California, here it comes, the ninth annual Orange County Marble Show featuring a wealth of antique and contemporary glass art marbles.
Saturday, March 21, is the big day of the show starting at 9 AM through 3 PM. Be there early if you want dibs on the mibs!
This year's venue is the same:
For room reservations, call (714) 626-7830
The Center Ballroom on the ground floor will be the location of the 43 vendor tables.
Contact Rich Shelby at firstname.lastname@example.org for more information, and be sure to spread the word and remember this is California's only big marble show. Even if you do not collect vintage marbles, there are many glass artists offering unique, beautiful works of glass art that make exceptional gifts.
As a lover of chocolate and of marbles, I was delighted to stumble upon these marble truffles by French Chef Yves Thuries at my local Costco warehouse. I promptly purchased them as part of an office white elephant gift exchange, secretly hoping I might win them back.
According to the box, Mr. Thuries created these truffles with inspiration from the marbles of his childhood. They are very round and polished, measuring about 15/16". From a marble collector's perspective they resemble a mix between the 19th-century polished foil clay marbles and the more recent Vacor de Mexico "Galaxy" marbles.
It turns out the co-worker who won these truffles was not a big eater of sweets, and the box ended up in the office lunch room.
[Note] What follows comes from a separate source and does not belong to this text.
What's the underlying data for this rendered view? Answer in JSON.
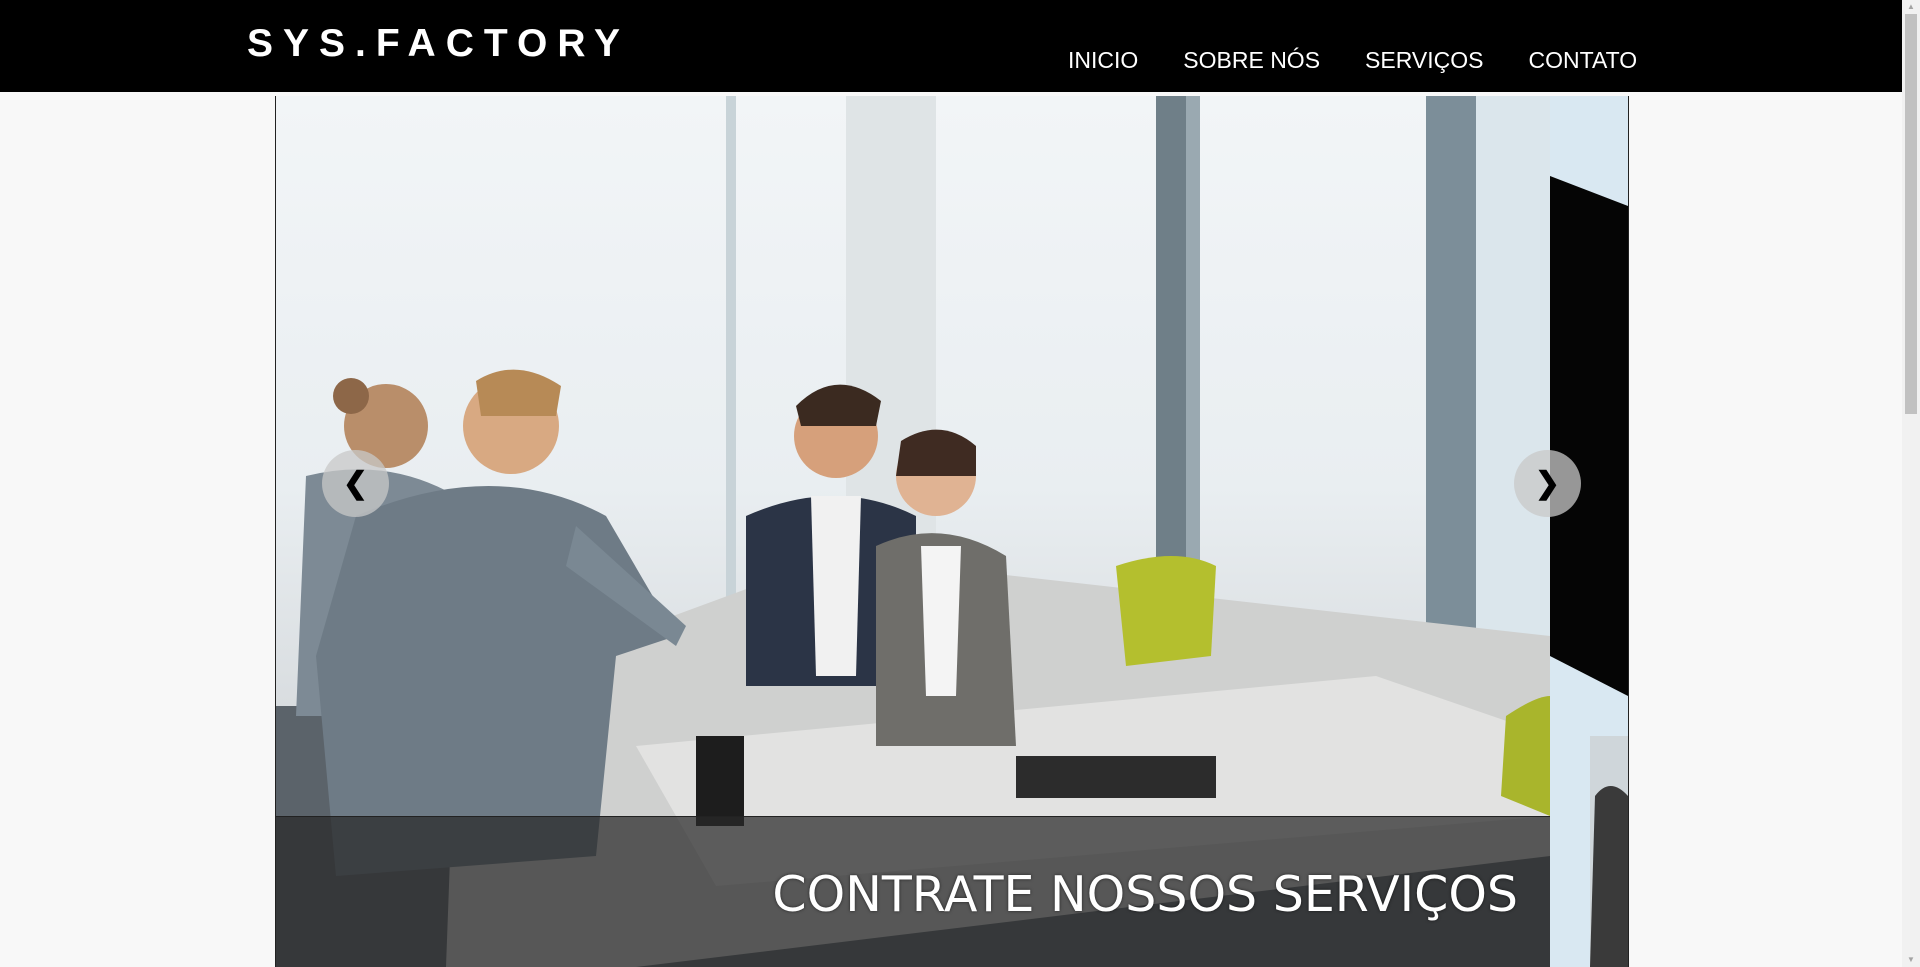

We quickly consumed the delicious chocolates and I managed to keep the box for myself as a new storage container for my 1" marbles.
This fascinating article from Harper's Young People describes marbles as they existed in America in 1883.
It brings up the sad reality that child labor in Germany made these marbles so affordable to Americans. 30 years later, early American marble manufacturers would appeal to Congress to raise tariffs in order to compete with the cheap German labor.
Today when we say "marbles" we generally mean glass marbles, but in 1883 marbles were alleys and glass marbles were novelties:
Then comes a very large and beautiful class or variety of alleys known as "glass marbles."
It also mentions contemporary nicknames for German-made marbles, such as the "snow-flake" which based on the image appears to be either a cloud or mica marble.
This article had me asking myself why don't we spell "pee-wee" as they used to, "pea-wee"? As the author says of them:
They are comical little chaps no larger than a good-sized marrowfat pea.